Let's build our convolutional base, using the `Sequential` API.

> Here's the network's building blocks : 
- Conv2D Layer : 32 filters, (3, 3) kernel, relu activation, input shape (28, 28, 1)
- MaxPooling2D : pool size (2, 2)
- Conv2D Layer : 64 filters, (3, 3) kernel, relu activation
- MaxPooling2D : pool size (2, 2)
- Conv2D Layer : 64 filters, (3, 3) kernel, relu activation

Documentation Conv2D: https://keras.io/layers/convolutional/#conv2d

Documentation MaxPooling2D: https://keras.io/layers/pooling/#maxpooling2d

In [None]:
from keras import layers
from keras import models

In [None]:
# Q1 : Create the layers of the convolutional base of the neural network using the Sequential API from Keras

model = models.Sequential()

# YOUR CODE BELOW
model.add(layers.Conv2D(32, (3, 3), activation='relu', 
                        input_shape=(28, 28, 1)))
model.add(layers.MaxPooling2D((2, 2)))
model.add(layers.Conv2D(64, (3, 3), activation='relu'))
model.add(layers.MaxPooling2D((2, 2)))
model.add(layers.Conv2D(64, (3, 3), activation='relu'))
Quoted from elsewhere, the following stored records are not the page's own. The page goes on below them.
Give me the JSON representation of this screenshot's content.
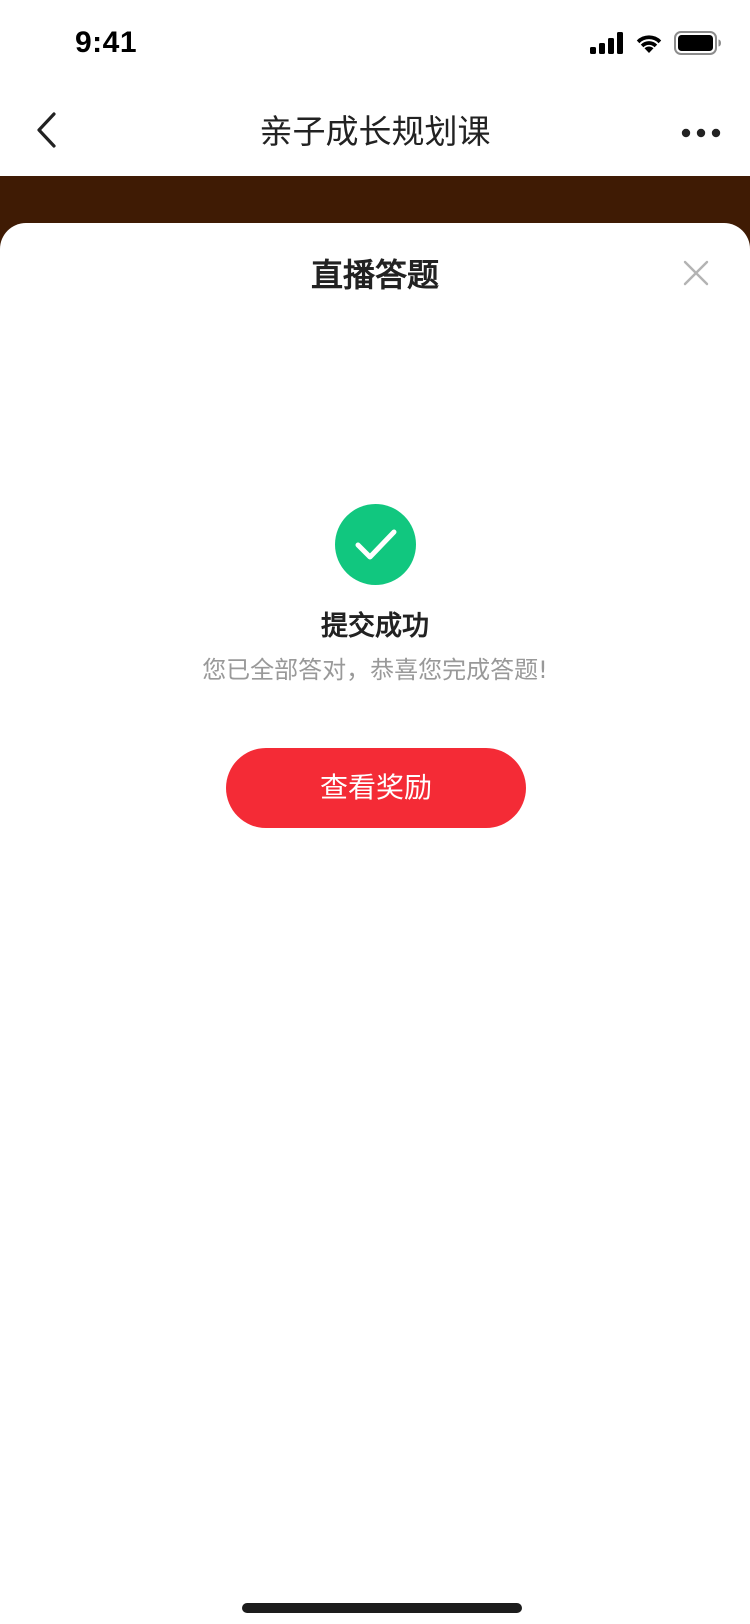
{
  "status_bar": {
    "time": "9:41",
    "signal_icon": "cellular-signal-icon",
    "wifi_icon": "wifi-icon",
    "battery_icon": "battery-icon"
  },
  "nav": {
    "back_icon": "chevron-left-icon",
    "title": "亲子成长规划课",
    "more_icon": "more-dots-icon"
  },
  "sheet": {
    "title": "直播答题",
    "close_icon": "close-icon",
    "success_icon": "check-circle-icon",
    "success_title": "提交成功",
    "success_desc": "您已全部答对，恭喜您完成答题!",
    "reward_button": "查看奖励"
  },
  "colors": {
    "accent_red": "#f42b36",
    "success_green": "#11c77f",
    "header_brown": "#3f1b04",
    "text_primary": "#222222",
    "text_secondary": "#999999"
  }
}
Let's display the architecture of our convnet so far:

In [None]:
model.summary()

You can see above that the output of every `Conv2D` and `MaxPooling2D` layer is a 3D tensor of shape `(height, width, channels)`. The width and height dimensions tend to shrink as we go deeper in the network. The number of channels is controlled by the first argument passed to the `Conv2D` layers (e.g. 32 or 64).
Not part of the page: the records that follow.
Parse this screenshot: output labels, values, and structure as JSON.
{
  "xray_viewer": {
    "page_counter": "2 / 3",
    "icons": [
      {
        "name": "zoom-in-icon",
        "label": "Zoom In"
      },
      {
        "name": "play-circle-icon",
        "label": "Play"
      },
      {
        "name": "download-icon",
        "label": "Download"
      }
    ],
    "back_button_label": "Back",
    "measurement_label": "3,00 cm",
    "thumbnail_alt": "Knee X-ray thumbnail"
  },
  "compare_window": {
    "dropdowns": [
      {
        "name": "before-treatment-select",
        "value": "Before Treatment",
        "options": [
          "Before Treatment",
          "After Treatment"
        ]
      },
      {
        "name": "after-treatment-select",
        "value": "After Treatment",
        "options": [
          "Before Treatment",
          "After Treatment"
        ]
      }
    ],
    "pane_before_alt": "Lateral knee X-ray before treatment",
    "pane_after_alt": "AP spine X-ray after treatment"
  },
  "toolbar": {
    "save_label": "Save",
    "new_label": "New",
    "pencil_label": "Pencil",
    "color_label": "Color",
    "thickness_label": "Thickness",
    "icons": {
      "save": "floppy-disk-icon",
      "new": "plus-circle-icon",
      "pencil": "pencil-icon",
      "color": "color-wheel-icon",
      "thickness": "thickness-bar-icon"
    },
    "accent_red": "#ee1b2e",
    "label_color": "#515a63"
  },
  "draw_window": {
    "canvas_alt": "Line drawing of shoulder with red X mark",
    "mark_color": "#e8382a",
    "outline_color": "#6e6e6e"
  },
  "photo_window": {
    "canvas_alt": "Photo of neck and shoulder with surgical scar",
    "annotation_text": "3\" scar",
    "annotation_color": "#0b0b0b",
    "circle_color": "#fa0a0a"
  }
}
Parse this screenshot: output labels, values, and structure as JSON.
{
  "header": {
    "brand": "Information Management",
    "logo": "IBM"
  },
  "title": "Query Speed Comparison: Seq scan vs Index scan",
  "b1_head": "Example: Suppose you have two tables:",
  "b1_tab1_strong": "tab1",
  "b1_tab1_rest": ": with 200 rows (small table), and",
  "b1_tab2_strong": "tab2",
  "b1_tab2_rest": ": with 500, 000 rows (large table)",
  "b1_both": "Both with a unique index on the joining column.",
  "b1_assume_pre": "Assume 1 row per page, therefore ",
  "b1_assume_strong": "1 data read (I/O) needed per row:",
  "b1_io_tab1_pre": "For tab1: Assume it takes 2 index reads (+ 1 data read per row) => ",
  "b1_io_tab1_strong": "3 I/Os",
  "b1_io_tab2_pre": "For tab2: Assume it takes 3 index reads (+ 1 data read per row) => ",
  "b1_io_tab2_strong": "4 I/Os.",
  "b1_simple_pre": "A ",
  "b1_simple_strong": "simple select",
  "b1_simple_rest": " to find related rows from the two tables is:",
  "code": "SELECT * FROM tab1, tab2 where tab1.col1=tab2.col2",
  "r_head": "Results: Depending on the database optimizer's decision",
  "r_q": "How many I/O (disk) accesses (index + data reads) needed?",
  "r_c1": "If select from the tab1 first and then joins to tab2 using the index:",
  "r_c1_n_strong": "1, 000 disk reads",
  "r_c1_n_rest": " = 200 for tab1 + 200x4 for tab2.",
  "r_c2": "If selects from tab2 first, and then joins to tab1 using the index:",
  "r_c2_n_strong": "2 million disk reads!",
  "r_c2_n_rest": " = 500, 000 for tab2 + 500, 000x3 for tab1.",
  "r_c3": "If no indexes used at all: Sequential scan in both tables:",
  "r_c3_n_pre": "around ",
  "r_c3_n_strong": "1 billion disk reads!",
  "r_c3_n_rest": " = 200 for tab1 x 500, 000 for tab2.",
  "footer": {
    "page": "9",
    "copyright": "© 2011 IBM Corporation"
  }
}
## 2 - Feed the convolutional base into a densely-connected classifier network


The next step would be to feed our last output tensor (of shape `(3, 3, 64)`) into a densely-connected classifier network like those you are already familiar with: a stack of `Dense` layers. These classifiers process vectors, which are 1D, whereas our current output is a 3D tensor. So first, we will have to flatten our 3D outputs to 1D, and then add a few `Dense` layers on top.

Let's build our densely-connected classifier, using the `Sequential` API.

> Here's the network's building blocks : 
- Flatten layer (no parameters)
- Dense Layer : 64 neurons, relu activation
- Dense Layer : 10 neurons, softmax activation

Documentation Flatten : https://keras.io/layers/core/#flatten

In [None]:
# Q2 : Create the last layers of the neural network using the Sequential API from Keras

# YOUR CODE BELOW
model.add(layers.Flatten())
model.add(layers.Dense(64, activation='relu'))
model.add(layers.Dense(10, activation='softmax'))

We are going to do 10-way classification, so we use a final layer with 10 outputs and a softmax activation.

In [None]:
model.summary()

As you can see, our `(3, 3, 64)` outputs were flattened into vectors of shape `(576,)`, before going through two `Dense` layers.

## 3 - Training the network

### 3.1 - Preprocess the input data

We will reuse a lot of the code we have already covered in the MNIST example from episode 1.

In [None]:
from keras.datasets import mnist
from keras.utils import to_categorical

(train_images, train_labels), (test_images, test_labels) = mnist.load_data()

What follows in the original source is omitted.